Um exemplo das dificuldades que existiam, quer para Cabo Verde, quer para os remetentes/destinatários, segundo o jornal cabo-verdiano, que cita uma reportagem do diário norte-americano Boston Globe, publicada na segunda-feira, dá conta dos casos de um simples telegrama diplomático ou da elaboração de um guia turístico.

Hoje, a nova grafia é utilizada em todas as línguas oficiais das Nações Unidas, aceitando-se, porém, as versões Republic of Cabo Verde, em inglês, ou République du Cabo Verde, em francês.

Nos Estados Unidos, segundo o jornal norte-americano, a base de dados do Governo e os sites governamentais, caso, por exemplo da agência de informações CIA, já adotaram a grafia Cabo Verde.

“Há um sabor e poder especial em dizer: é isto que somos. Deixamos de ser rotulados como isso ou aquilo”, declarou o ministro da Cultura cabo-verdiano, Mário Lúcio Sousa, ao Boston Globe, citado pelo A Semana.

Para o jornal norte-americano, o nome de um país traduz a sua cultura, identidade e história.

“É uma marca que influencia tudo, desde o desenvolvimento económico, às oportunidades de investimento internacionais e o turismo.
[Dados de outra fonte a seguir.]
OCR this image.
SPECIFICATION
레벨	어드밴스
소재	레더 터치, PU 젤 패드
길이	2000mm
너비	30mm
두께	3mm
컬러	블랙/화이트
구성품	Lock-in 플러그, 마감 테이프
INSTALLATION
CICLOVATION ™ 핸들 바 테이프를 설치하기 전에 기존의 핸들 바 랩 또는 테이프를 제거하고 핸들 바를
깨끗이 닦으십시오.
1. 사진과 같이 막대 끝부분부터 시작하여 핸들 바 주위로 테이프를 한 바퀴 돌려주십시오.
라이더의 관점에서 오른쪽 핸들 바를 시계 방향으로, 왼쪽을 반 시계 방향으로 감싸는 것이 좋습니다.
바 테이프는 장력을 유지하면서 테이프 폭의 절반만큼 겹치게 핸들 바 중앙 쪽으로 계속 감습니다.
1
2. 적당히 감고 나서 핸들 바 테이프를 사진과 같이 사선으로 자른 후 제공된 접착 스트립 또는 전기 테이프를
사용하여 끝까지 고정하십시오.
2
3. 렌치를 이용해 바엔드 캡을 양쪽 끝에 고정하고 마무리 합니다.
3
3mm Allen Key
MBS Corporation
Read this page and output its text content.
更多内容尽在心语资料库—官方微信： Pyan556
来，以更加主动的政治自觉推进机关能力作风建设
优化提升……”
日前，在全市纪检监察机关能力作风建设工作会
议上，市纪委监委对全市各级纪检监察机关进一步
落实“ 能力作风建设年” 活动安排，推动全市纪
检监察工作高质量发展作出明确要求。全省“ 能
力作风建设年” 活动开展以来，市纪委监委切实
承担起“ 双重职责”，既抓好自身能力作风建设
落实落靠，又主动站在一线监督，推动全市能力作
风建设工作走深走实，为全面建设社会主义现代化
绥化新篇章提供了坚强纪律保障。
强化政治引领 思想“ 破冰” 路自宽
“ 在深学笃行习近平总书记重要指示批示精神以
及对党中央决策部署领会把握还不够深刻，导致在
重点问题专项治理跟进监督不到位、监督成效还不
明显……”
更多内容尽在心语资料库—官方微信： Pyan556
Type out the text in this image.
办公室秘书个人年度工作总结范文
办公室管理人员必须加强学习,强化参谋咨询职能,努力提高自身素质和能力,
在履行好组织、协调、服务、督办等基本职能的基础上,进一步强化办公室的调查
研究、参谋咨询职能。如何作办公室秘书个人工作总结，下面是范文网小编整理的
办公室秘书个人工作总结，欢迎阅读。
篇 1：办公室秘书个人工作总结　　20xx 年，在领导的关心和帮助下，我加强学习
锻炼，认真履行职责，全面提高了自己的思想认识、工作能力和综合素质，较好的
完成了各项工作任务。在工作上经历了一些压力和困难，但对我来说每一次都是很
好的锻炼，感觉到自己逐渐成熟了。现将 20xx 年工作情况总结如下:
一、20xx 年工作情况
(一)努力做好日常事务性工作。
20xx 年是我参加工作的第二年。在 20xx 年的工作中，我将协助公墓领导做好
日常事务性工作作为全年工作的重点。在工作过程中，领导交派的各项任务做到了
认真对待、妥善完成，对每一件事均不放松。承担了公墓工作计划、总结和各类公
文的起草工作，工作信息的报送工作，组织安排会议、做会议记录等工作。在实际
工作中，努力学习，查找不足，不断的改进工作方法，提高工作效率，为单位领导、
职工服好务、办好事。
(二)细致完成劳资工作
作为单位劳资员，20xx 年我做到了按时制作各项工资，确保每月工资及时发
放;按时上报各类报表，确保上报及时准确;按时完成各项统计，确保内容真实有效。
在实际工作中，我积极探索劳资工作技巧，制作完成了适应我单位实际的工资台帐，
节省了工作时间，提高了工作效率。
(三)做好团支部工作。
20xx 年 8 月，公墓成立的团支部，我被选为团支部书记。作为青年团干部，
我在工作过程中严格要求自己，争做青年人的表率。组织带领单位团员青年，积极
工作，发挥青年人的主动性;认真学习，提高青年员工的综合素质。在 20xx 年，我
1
Cabo Verde está no mapa. Está estampado nas capas de revistas comerciais”, lê-se na reportagem do Boston Globe.

“Quando alguém diz «Estados Unidos», as pessoas pensam logo numa potência económica, num país de invenção ou de sonhos. Quando se diz «Cabo Verde», as pessoas pensam em sol, praia, pessoas agradáveis, sorrisos, pessoas que trabalham”, declarou Mário Lúcio ao jornal norte-americano.